What is the best way to compare received data in Spark Streaming to existing data in HBase?
We receive data from kafka as DStream, and before writing it down to HBase we must scan HBase for data based on received keys from kafka, do some calculation (based on new vs old data per key) and then write down to HBase.
So if I receive record (key, value_new), I must get from HBase (key, value_old), so I can compare value_new vs value_old.
So the logic would be:
Dstream from Kafka -> Query HBase by DStream keys -> Some calculations -> Write to HBase
My "naïve" approach was to use Phoenix Spark Connector to read and left join to new data based on key as a way to filter out keys not in the current micro-batch. So I would get a DF with (key, value_new, value_old) and from here I can compare inside partition.
JavaInputDStream<ConsumerRecord<String, String>> kafkaDStream = KafkaUtils.createDirectStream(...);
// use foreachRDD in order to use Phoenix DF API
kafkaDStream.foreachRDD((rdd, time) -> {
// Get the singleton instance of SparkSession
SparkSession spark = JavaSparkSessionSingleton.getInstance(rdd.context().getConf());
JavaPairRDD<String, String> keyValueRdd = rdd.mapToPair(record -> new Tuple2<>(record.key(), record.value()));
// TO SLOW FROM HERE
Dataset<Row> oldDataDF = spark
.read()
.format("org.apache.phoenix.spark")
.option("table", PHOENIX_TABLE)
.option("zkUrl", PHOENIX_ZK)
.load()
.withColumnRenamed("JSON", "JSON_OLD")
.withColumnRenamed("KEY_ROW", "KEY_OLD");
Dataset<Row> newDF = toPhoenixTableDF(spark, keyValueRdd); //just a helper method to get RDD to DF (see note bellow)

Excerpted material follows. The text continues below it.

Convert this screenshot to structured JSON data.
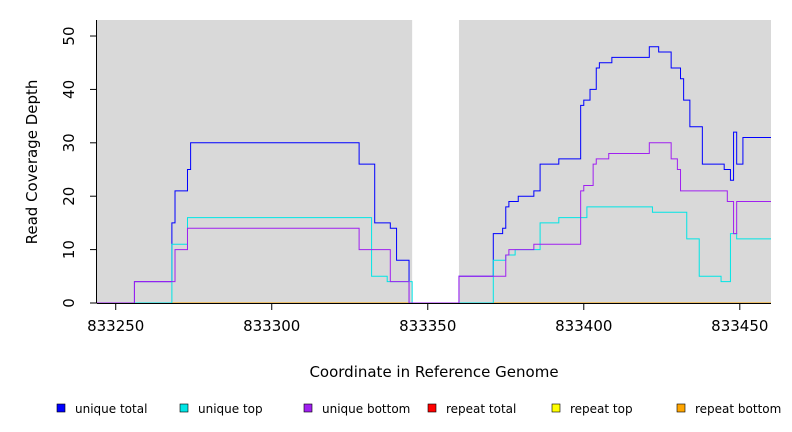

Dataset<Row> newAndOld = newDF.join(oldDataDF, oldDataDF.col("KEY_OLD").equalTo(newDF.col("KEY_ROW")), "left");
/// do some calcs based on new vs old values and then write to Hbase ...
});
PROBLEM: getting data from HBase based on a list of keys from received DStream RDD using the above approach is too slow for streaming.
What can be a performant way to do so?
Side note: Method toPhoenixTableDF is just a helper to transform the received RDD to DF:
private static Dataset<Row> toPhoenixTableDF(SparkSession spark, JavaPairRDD<String, String> keyValueRdd) {
JavaRDD<phoenixTableRecord> tmp = keyValueRdd.map(x -> {
phoenixTableRecord record = new phoenixTableRecord();
record.setKEY_ROW(x._1);
record.setJSON(x._2);
return record;
});
return spark.createDataFrame(tmp, phoenixTableRecord.class);
}
The solution is to use the spark hbase connector for batch get and put.
You can find the source code here with good examples. https://github.com/apache/hbase-connectors/tree/master/spark As well as in HBase documentation (spark session).
This library uses plain Java/Scala Hbase api, so you have control over operations, but manages for you the connection pool through an hbaseContext object broadcasted to executors, which is really great. It provides simple wrappers for Hbase operations, but, if needed, we can just use its foreach/mapPartition and gain control over logic, while having access to a managed connection.